I wrote in a design intent/program that I sent out this morning:
I attempt to create a garden with all season interest as well as a garden to engage with in different ways than just visually. Quince, VanHouttei x Spiraea, Hamamelis, and Flowering Dogwood, are used as part of the "shrubbery structure and form" of the garden, as unique seasonal interests and specimens, which can be pruned from during the late winter and spring for branch forcing indoors. Multiple Ninebark and Arctic Fire Dogwood contribute rhythm and repetition to the mass and shrubbery structure. The Ninebark is a nice summer branch harvest and the Arctic Fire Dogwood is commonly used with early winter and holiday decor.
I am always sharing images, be it on media or here in the blog and journal, of my branches, flowers, and arrangements here in the office. But when I do, it isn't just empty content; it isn't aiming to be one of these fashion 'gram pages that just makes everyone feel their life isn't good enough; it isn't creating "the Buff Hort aesthetic," which is one of the most ridiculous things I hear young business people concerned with.

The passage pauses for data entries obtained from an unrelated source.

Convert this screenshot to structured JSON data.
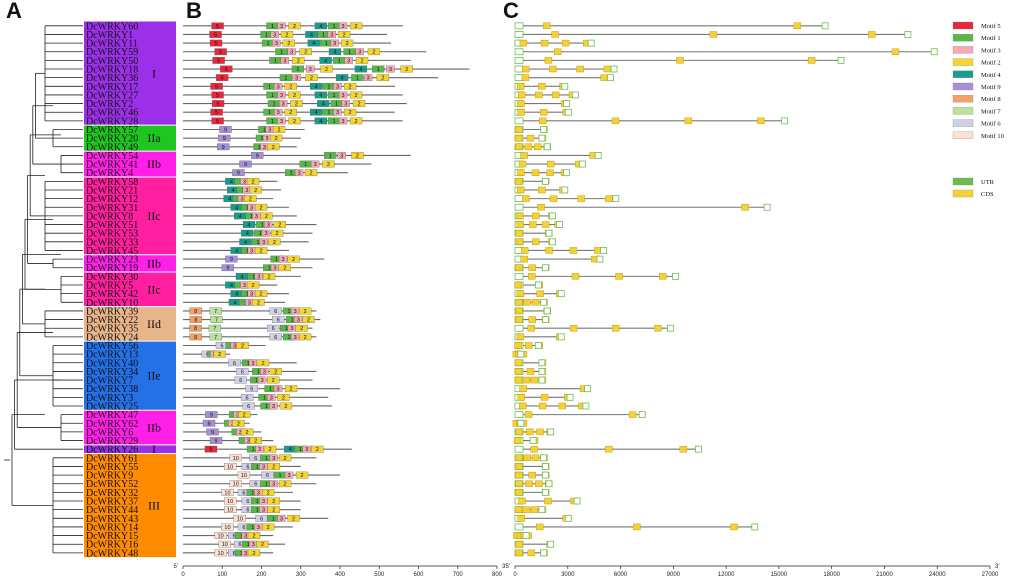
{
  "panels": {
    "a": "A",
    "b": "B",
    "c": "C"
  },
  "genes": [
    "DcWRKY60",
    "DcWRKY1",
    "DcWRKY11",
    "DcWRKY59",
    "DcWRKY50",
    "DcWRKY18",
    "DcWRKY36",
    "DcWRKY17",
    "DcWRKY27",
    "DcWRKY2",
    "DcWRKY46",
    "DcWRKY28",
    "DcWRKY57",
    "DcWRKY20",
    "DcWRKY49",
    "DcWRKY54",
    "DcWRKY41",
    "DcWRKY4",
    "DcWRKY58",
    "DcWRKY21",
    "DcWRKY12",
    "DcWRKY31",
    "DcWRKY8",
    "DcWRKY51",
    "DcWRKY53",
    "DcWRKY33",
    "DcWRKY45",
    "DcWRKY23",
    "DcWRKY19",
    "DcWRKY30",
    "DcWRKY5",
    "DcWRKY42",
    "DcWRKY10",
    "DcWRKY39",
    "DcWRKY22",
    "DcWRKY35",
    "DcWRKY24",
    "DcWRKY56",
    "DcWRKY13",
    "DcWRKY40",
    "DcWRKY34",
    "DcWRKY7",
    "DcWRKY38",
    "DcWRKY3",
    "DcWRKY25",
    "DcWRKY47",
    "DcWRKY62",
    "DcWRKY6",
    "DcWRKY29",
    "DcWRKY26",
    "DcWRKY61",
    "DcWRKY55",
    "DcWRKY9",
    "DcWRKY52",
    "DcWRKY32",
    "DcWRKY37",
    "DcWRKY44",
    "DcWRKY43",
    "DcWRKY14",
    "DcWRKY15",
    "DcWRKY16",
    "DcWRKY48"
  ],
  "groups": [
    {
      "label": "I",
      "start": 0,
      "end": 11,
      "color": "#9b30e8"
    },
    {
      "label": "IIa",
      "start": 12,
      "end": 14,
      "color": "#1fc61f"
    },
    {
      "label": "IIb",
      "start": 15,
      "end": 17,
      "color": "#ff1fe8"
    },
    {
      "label": "IIc",
      "start": 18,
      "end": 26,
      "color": "#ff1fa0"
    },
    {
      "label": "IIb",
      "start": 27,
      "end": 28,
      "color": "#ff1fe8"
    },
    {
      "label": "IIc",
      "start": 29,
      "end": 32,
      "color": "#ff1fa0"
    },
    {
      "label": "IId",
      "start": 33,
      "end": 36,
      "color": "#e8b48a"
    },
    {
      "label": "IIe",
      "start": 37,
      "end": 44,
      "color": "#2470e6"
    },
    {
      "label": "IIb",
      "start": 45,
      "end": 48,
      "color": "#ff1fe8"
    },
    {
      "label": "I",
      "start": 49,
      "end": 49,
      "color": "#9b30e8"
    },
    {
      "label": "III",
      "start": 50,
      "end": 61,
      "color": "#ff8c00"
    }
  ],
  "protein_lengths": [
    560,
    520,
    530,
    620,
    580,
    730,
    650,
    540,
    560,
    570,
    540,
    560,
    310,
    300,
    290,
    580,
    480,
    420,
    240,
    250,
    230,
    270,
    290,
    340,
    330,
    320,
    270,
    360,
    330,
    300,
    240,
    270,
    260,
    340,
    350,
    330,
    340,
    210,
    120,
    290,
    340,
    330,
    400,
    370,
    380,
    190,
    170,
    200,
    230,
    430,
    340,
    300,
    400,
    340,
    280,
    300,
    300,
    370,
    280,
    230,
    260,
    230
  ],
  "motif_legend": [
    {
      "id": 5,
      "label": "Motif 5",
      "color": "#e8283c"
    },
    {
      "id": 1,
      "label": "Motif 1",
      "color": "#58b847"
    },
    {
      "id": 3,
      "label": "Motif 3",
      "color": "#f7a8b4"
    },
    {
      "id": 2,
      "label": "Motif 2",
      "color": "#f5d631"
    },
    {
      "id": 4,
      "label": "Motif 4",
      "color": "#1a9c8c"
    },
    {
      "id": 9,
      "label": "Motif 9",
      "color": "#a58fd6"
    },
    {
      "id": 8,
      "label": "Motif 8",
      "color": "#f3a267"
    },
    {
      "id": 7,
      "label": "Motif 7",
      "color": "#b9e39c"
    },
    {
      "id": 6,
      "label": "Motif 6",
      "color": "#cfcfe8"
    },
    {
      "id": 10,
      "label": "Motif 10",
      "color": "#fde0d2"
    }
  ],
  "structure_legend": [
    {
      "label": "UTR",
      "color": "#6bbd4f"
    },
    {
      "label": "CDS",
      "color": "#f6d134"
    }
  ],
  "axis_b": {
    "ticks": [
      0,
      100,
      200,
      300,
      400,
      500,
      600,
      700,
      800
    ],
    "min": 0,
    "max": 800,
    "left_end": "5'",
    "right_end": "3'"
  },
  "axis_c": {
    "ticks": [
      0,
      3000,
      6000,
      9000,
      12000,
      15000,
      18000,
      21000,
      24000,
      27000
    ],
    "min": 0,
    "max": 27000,
    "left_end": "5'",
    "right_end": "3'"
  },
  "gene_lengths": [
    17800,
    22500,
    4500,
    24000,
    18700,
    5800,
    5600,
    3000,
    3600,
    3100,
    3200,
    15500,
    1800,
    1700,
    2000,
    4900,
    4000,
    3100,
    1900,
    3000,
    5900,
    14500,
    2300,
    2700,
    2100,
    2300,
    5200,
    5000,
    1900,
    9300,
    1500,
    2800,
    1800,
    2000,
    1900,
    9000,
    2800,
    1500,
    500,
    1700,
    1700,
    1700,
    4300,
    3300,
    4200,
    7400,
    500,
    2200,
    1200,
    10600,
    1800,
    1900,
    1900,
    2100,
    1900,
    3700,
    1700,
    3200,
    13800,
    800,
    2200,
    1800
  ],
  "motifs_summary": {
    "group_I": "5, 1-3-2, 4-1-3-2",
    "group_IIa_IIb": "9, 4-1-3-2",
    "group_IIc": "4-1-3-2",
    "group_IId": "8, 7, 6-1-3-2",
    "group_IIe": "6-1-3-2",
    "group_III": "10, 6, 1-3-2"
  }
}
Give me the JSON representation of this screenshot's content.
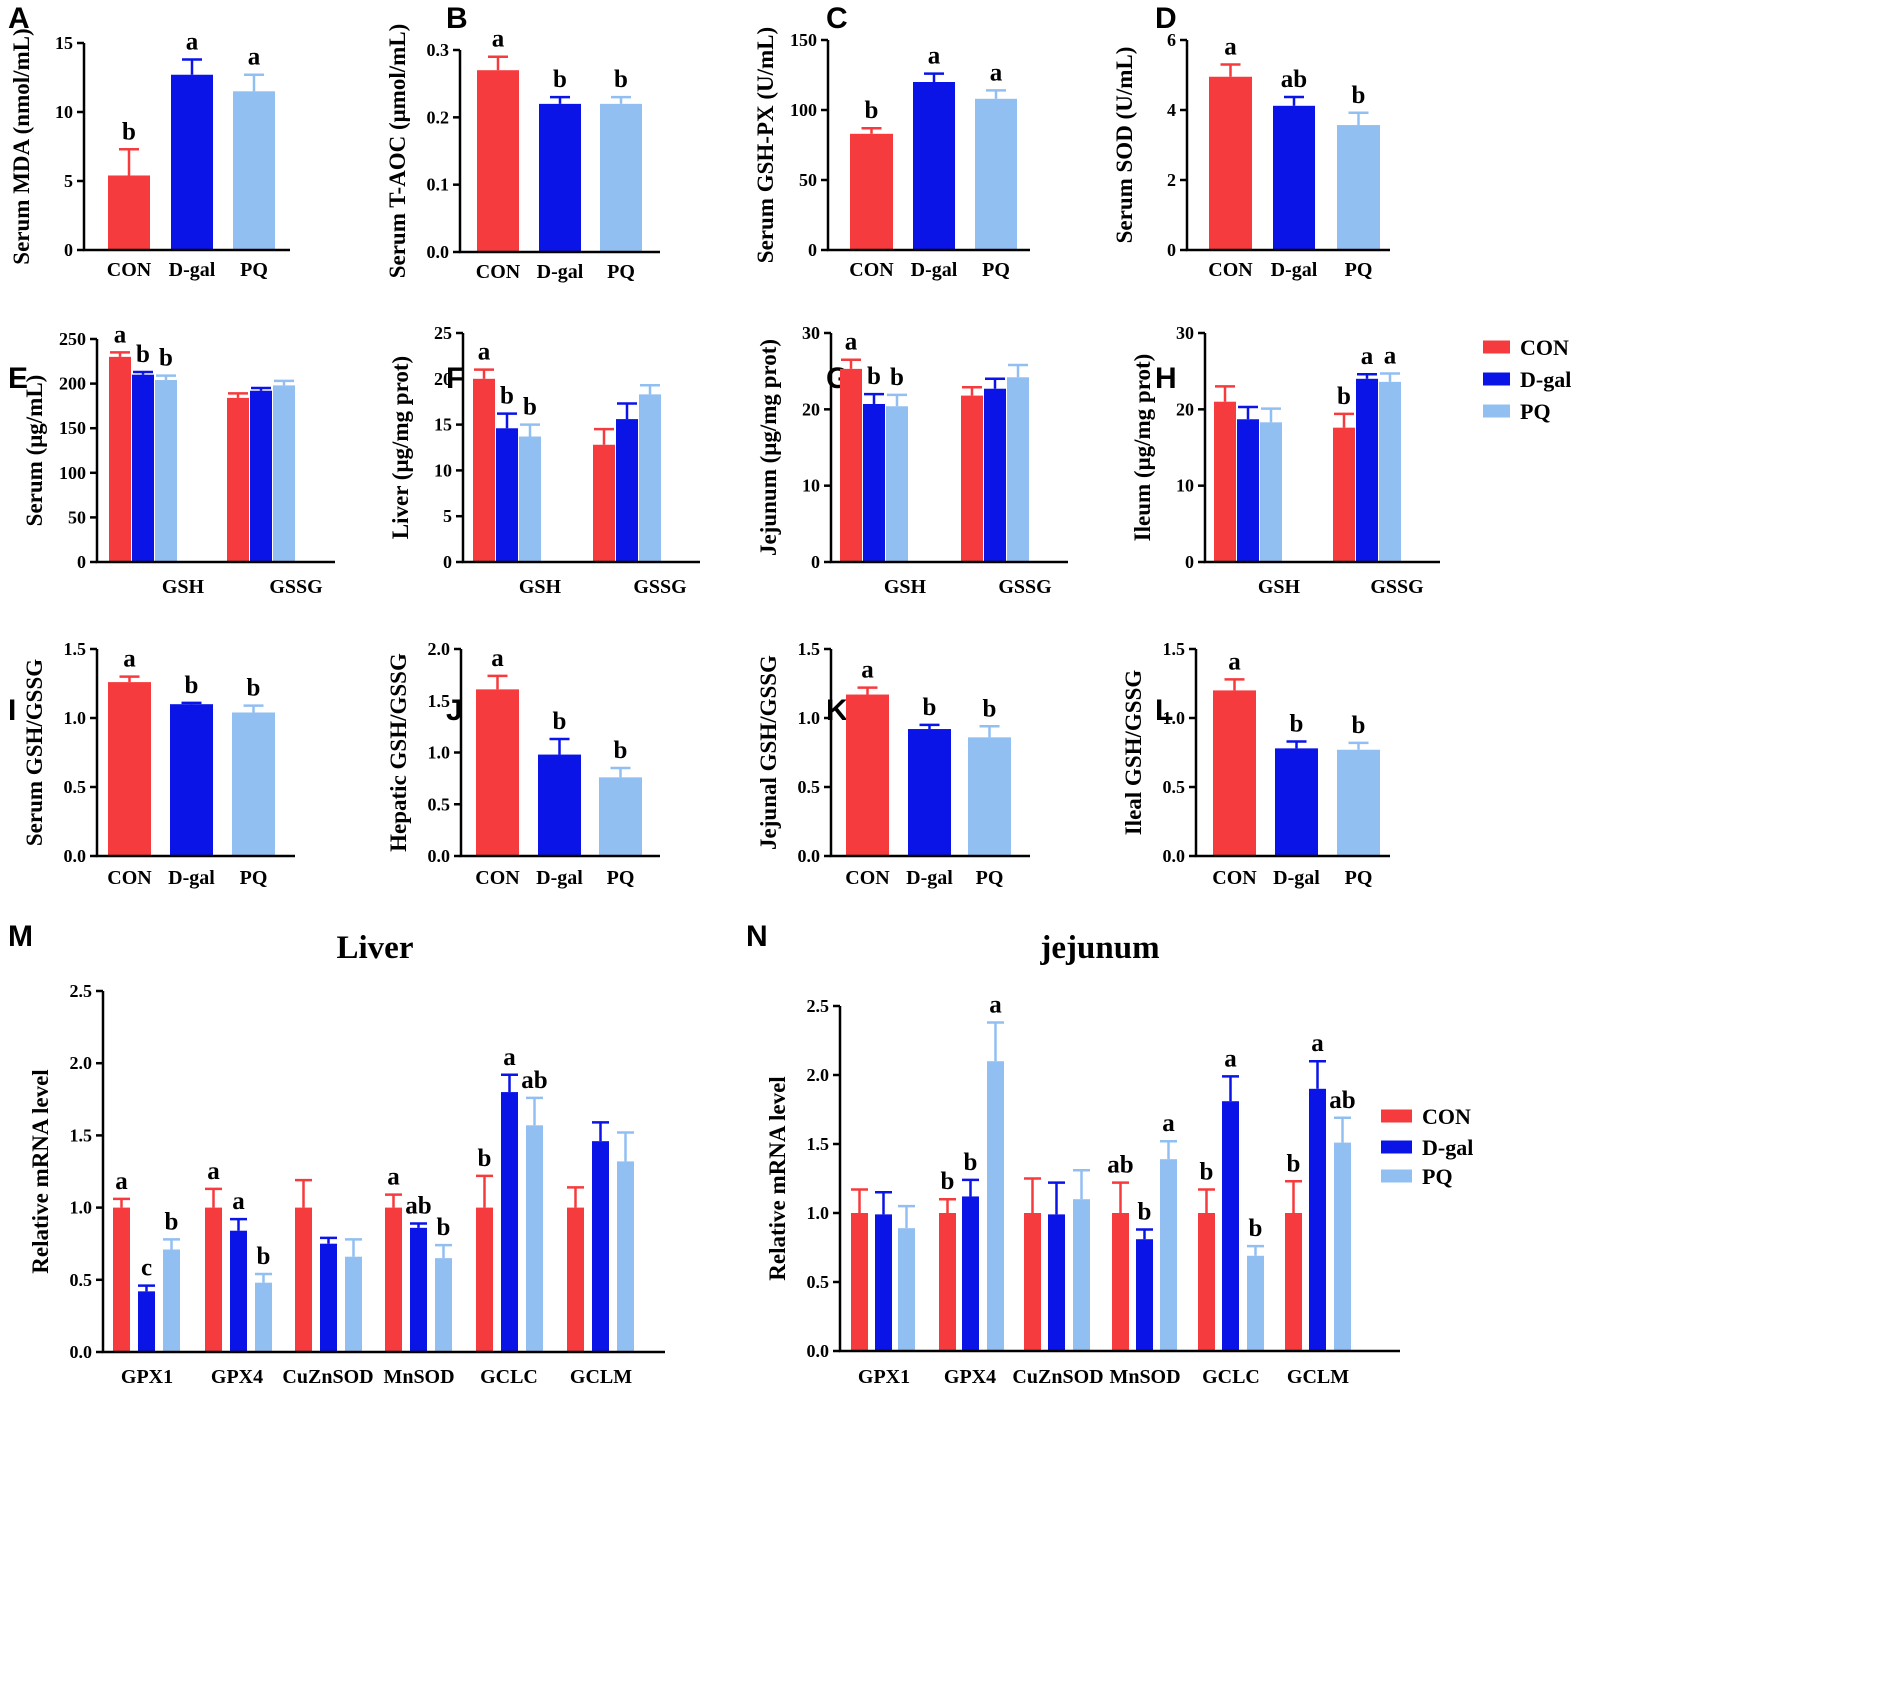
{
  "colors": {
    "CON": "#f53b3d",
    "D-gal": "#0a14e6",
    "PQ": "#92bff2"
  },
  "legends": [
    {
      "entries": [
        "CON",
        "D-gal",
        "PQ"
      ]
    },
    {
      "entries": [
        "CON",
        "D-gal",
        "PQ"
      ]
    }
  ],
  "chart_data": [
    {
      "id": "A",
      "label": "A",
      "type": "bar",
      "title": "",
      "ylabel": "Serum MDA (nmol/mL)",
      "ylim": [
        0,
        15
      ],
      "yticks": [
        "0",
        "5",
        "10",
        "15"
      ],
      "categories": [
        "CON",
        "D-gal",
        "PQ"
      ],
      "values": [
        5.4,
        12.7,
        11.5
      ],
      "errors": [
        1.9,
        1.1,
        1.2
      ],
      "sig": [
        "b",
        "a",
        "a"
      ]
    },
    {
      "id": "B",
      "label": "B",
      "type": "bar",
      "title": "",
      "ylabel": "Serum T-AOC (μmol/mL)",
      "ylim": [
        0,
        0.3
      ],
      "yticks": [
        "0.0",
        "0.1",
        "0.2",
        "0.3"
      ],
      "categories": [
        "CON",
        "D-gal",
        "PQ"
      ],
      "values": [
        0.27,
        0.22,
        0.22
      ],
      "errors": [
        0.02,
        0.01,
        0.01
      ],
      "sig": [
        "a",
        "b",
        "b"
      ]
    },
    {
      "id": "C",
      "label": "C",
      "type": "bar",
      "title": "",
      "ylabel": "Serum GSH-PX (U/mL)",
      "ylim": [
        0,
        150
      ],
      "yticks": [
        "0",
        "50",
        "100",
        "150"
      ],
      "categories": [
        "CON",
        "D-gal",
        "PQ"
      ],
      "values": [
        83,
        120,
        108
      ],
      "errors": [
        4,
        6,
        6
      ],
      "sig": [
        "b",
        "a",
        "a"
      ]
    },
    {
      "id": "D",
      "label": "D",
      "type": "bar",
      "title": "",
      "ylabel": "Serum SOD (U/mL)",
      "ylim": [
        0,
        6
      ],
      "yticks": [
        "0",
        "2",
        "4",
        "6"
      ],
      "categories": [
        "CON",
        "D-gal",
        "PQ"
      ],
      "values": [
        4.95,
        4.12,
        3.57
      ],
      "errors": [
        0.35,
        0.25,
        0.35
      ],
      "sig": [
        "a",
        "ab",
        "b"
      ]
    },
    {
      "id": "E",
      "label": "E",
      "type": "bar",
      "title": "",
      "ylabel": "Serum (μg/mL)",
      "ylim": [
        0,
        250
      ],
      "yticks": [
        "0",
        "50",
        "100",
        "150",
        "200",
        "250"
      ],
      "categories": [
        "GSH",
        "GSSG"
      ],
      "series": [
        {
          "name": "CON",
          "values": [
            230,
            184
          ],
          "errors": [
            5,
            5
          ],
          "sig": [
            "a",
            ""
          ]
        },
        {
          "name": "D-gal",
          "values": [
            210,
            192
          ],
          "errors": [
            3,
            3
          ],
          "sig": [
            "b",
            ""
          ]
        },
        {
          "name": "PQ",
          "values": [
            204,
            198
          ],
          "errors": [
            5,
            5
          ],
          "sig": [
            "b",
            ""
          ]
        }
      ]
    },
    {
      "id": "F",
      "label": "F",
      "type": "bar",
      "title": "",
      "ylabel": "Liver (μg/mg prot)",
      "ylim": [
        0,
        25
      ],
      "yticks": [
        "0",
        "5",
        "10",
        "15",
        "20",
        "25"
      ],
      "categories": [
        "GSH",
        "GSSG"
      ],
      "series": [
        {
          "name": "CON",
          "values": [
            20.0,
            12.8
          ],
          "errors": [
            1.0,
            1.7
          ],
          "sig": [
            "a",
            ""
          ]
        },
        {
          "name": "D-gal",
          "values": [
            14.6,
            15.6
          ],
          "errors": [
            1.6,
            1.7
          ],
          "sig": [
            "b",
            ""
          ]
        },
        {
          "name": "PQ",
          "values": [
            13.7,
            18.3
          ],
          "errors": [
            1.3,
            1.0
          ],
          "sig": [
            "b",
            ""
          ]
        }
      ]
    },
    {
      "id": "G",
      "label": "G",
      "type": "bar",
      "title": "",
      "ylabel": "Jejunum (μg/mg prot)",
      "ylim": [
        0,
        30
      ],
      "yticks": [
        "0",
        "10",
        "20",
        "30"
      ],
      "categories": [
        "GSH",
        "GSSG"
      ],
      "series": [
        {
          "name": "CON",
          "values": [
            25.3,
            21.8
          ],
          "errors": [
            1.2,
            1.1
          ],
          "sig": [
            "a",
            ""
          ]
        },
        {
          "name": "D-gal",
          "values": [
            20.7,
            22.7
          ],
          "errors": [
            1.3,
            1.3
          ],
          "sig": [
            "b",
            ""
          ]
        },
        {
          "name": "PQ",
          "values": [
            20.4,
            24.2
          ],
          "errors": [
            1.5,
            1.6
          ],
          "sig": [
            "b",
            ""
          ]
        }
      ]
    },
    {
      "id": "H",
      "label": "H",
      "type": "bar",
      "title": "",
      "ylabel": "Ileum (μg/mg prot)",
      "ylim": [
        0,
        30
      ],
      "yticks": [
        "0",
        "10",
        "20",
        "30"
      ],
      "categories": [
        "GSH",
        "GSSG"
      ],
      "series": [
        {
          "name": "CON",
          "values": [
            21.0,
            17.6
          ],
          "errors": [
            2.0,
            1.8
          ],
          "sig": [
            "",
            "b"
          ]
        },
        {
          "name": "D-gal",
          "values": [
            18.7,
            24.0
          ],
          "errors": [
            1.6,
            0.6
          ],
          "sig": [
            "",
            "a"
          ]
        },
        {
          "name": "PQ",
          "values": [
            18.3,
            23.6
          ],
          "errors": [
            1.8,
            1.1
          ],
          "sig": [
            "",
            "a"
          ]
        }
      ]
    },
    {
      "id": "I",
      "label": "I",
      "type": "bar",
      "title": "",
      "ylabel": "Serum GSH/GSSG",
      "ylim": [
        0,
        1.5
      ],
      "yticks": [
        "0.0",
        "0.5",
        "1.0",
        "1.5"
      ],
      "categories": [
        "CON",
        "D-gal",
        "PQ"
      ],
      "values": [
        1.26,
        1.1,
        1.04
      ],
      "errors": [
        0.04,
        0.01,
        0.05
      ],
      "sig": [
        "a",
        "b",
        "b"
      ]
    },
    {
      "id": "J",
      "label": "J",
      "type": "bar",
      "title": "",
      "ylabel": "Hepatic GSH/GSSG",
      "ylim": [
        0,
        2.0
      ],
      "yticks": [
        "0.0",
        "0.5",
        "1.0",
        "1.5",
        "2.0"
      ],
      "categories": [
        "CON",
        "D-gal",
        "PQ"
      ],
      "values": [
        1.61,
        0.98,
        0.76
      ],
      "errors": [
        0.13,
        0.15,
        0.09
      ],
      "sig": [
        "a",
        "b",
        "b"
      ]
    },
    {
      "id": "K",
      "label": "K",
      "type": "bar",
      "title": "",
      "ylabel": "Jejunal GSH/GSSG",
      "ylim": [
        0,
        1.5
      ],
      "yticks": [
        "0.0",
        "0.5",
        "1.0",
        "1.5"
      ],
      "categories": [
        "CON",
        "D-gal",
        "PQ"
      ],
      "values": [
        1.17,
        0.92,
        0.86
      ],
      "errors": [
        0.05,
        0.03,
        0.08
      ],
      "sig": [
        "a",
        "b",
        "b"
      ]
    },
    {
      "id": "L",
      "label": "L",
      "type": "bar",
      "title": "",
      "ylabel": "Ileal  GSH/GSSG",
      "ylim": [
        0,
        1.5
      ],
      "yticks": [
        "0.0",
        "0.5",
        "1.0",
        "1.5"
      ],
      "categories": [
        "CON",
        "D-gal",
        "PQ"
      ],
      "values": [
        1.2,
        0.78,
        0.77
      ],
      "errors": [
        0.08,
        0.05,
        0.05
      ],
      "sig": [
        "a",
        "b",
        "b"
      ]
    },
    {
      "id": "M",
      "label": "M",
      "type": "bar",
      "title": "Liver",
      "ylabel": "Relative mRNA level",
      "ylim": [
        0,
        2.5
      ],
      "yticks": [
        "0.0",
        "0.5",
        "1.0",
        "1.5",
        "2.0",
        "2.5"
      ],
      "categories": [
        "GPX1",
        "GPX4",
        "CuZnSOD",
        "MnSOD",
        "GCLC",
        "GCLM"
      ],
      "series": [
        {
          "name": "CON",
          "values": [
            1.0,
            1.0,
            1.0,
            1.0,
            1.0,
            1.0
          ],
          "errors": [
            0.06,
            0.13,
            0.19,
            0.09,
            0.22,
            0.14
          ],
          "sig": [
            "a",
            "a",
            "",
            "a",
            "b",
            ""
          ]
        },
        {
          "name": "D-gal",
          "values": [
            0.42,
            0.84,
            0.75,
            0.86,
            1.8,
            1.46
          ],
          "errors": [
            0.04,
            0.08,
            0.04,
            0.03,
            0.12,
            0.13
          ],
          "sig": [
            "c",
            "a",
            "",
            "ab",
            "a",
            ""
          ]
        },
        {
          "name": "PQ",
          "values": [
            0.71,
            0.48,
            0.66,
            0.65,
            1.57,
            1.32
          ],
          "errors": [
            0.07,
            0.06,
            0.12,
            0.09,
            0.19,
            0.2
          ],
          "sig": [
            "b",
            "b",
            "",
            "b",
            "ab",
            ""
          ]
        }
      ]
    },
    {
      "id": "N",
      "label": "N",
      "type": "bar",
      "title": "jejunum",
      "ylabel": "Relative mRNA level",
      "ylim": [
        0,
        2.5
      ],
      "yticks": [
        "0.0",
        "0.5",
        "1.0",
        "1.5",
        "2.0",
        "2.5"
      ],
      "categories": [
        "GPX1",
        "GPX4",
        "CuZnSOD",
        "MnSOD",
        "GCLC",
        "GCLM"
      ],
      "series": [
        {
          "name": "CON",
          "values": [
            1.0,
            1.0,
            1.0,
            1.0,
            1.0,
            1.0
          ],
          "errors": [
            0.17,
            0.1,
            0.25,
            0.22,
            0.17,
            0.23
          ],
          "sig": [
            "",
            "b",
            "",
            "ab",
            "b",
            "b"
          ]
        },
        {
          "name": "D-gal",
          "values": [
            0.99,
            1.12,
            0.99,
            0.81,
            1.81,
            1.9
          ],
          "errors": [
            0.16,
            0.12,
            0.23,
            0.07,
            0.18,
            0.2
          ],
          "sig": [
            "",
            "b",
            "",
            "b",
            "a",
            "a"
          ]
        },
        {
          "name": "PQ",
          "values": [
            0.89,
            2.1,
            1.1,
            1.39,
            0.69,
            1.51
          ],
          "errors": [
            0.16,
            0.28,
            0.21,
            0.13,
            0.07,
            0.18
          ],
          "sig": [
            "",
            "a",
            "",
            "a",
            "b",
            "ab"
          ]
        }
      ]
    }
  ]
}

The point of this all is to show a way of life that interacts with the garden. Cutting materials gets someone in contact with the garden, it becomes a play space, they become more aware of seasonal flowering sequences, see the importance of branching structures, and so on. While I do buy in some flowers every so often (Madelyn's Floral and Farm in Hamburg, the occasional Aldi Bouquet, Wegman's Tulips, Farmers Markets) for the most part everything comes from my garden, a garden I work on, or an innocent forage somewhere - for the most part, it is a super cheap way to live, get creative, learn, and try to make beautiful things.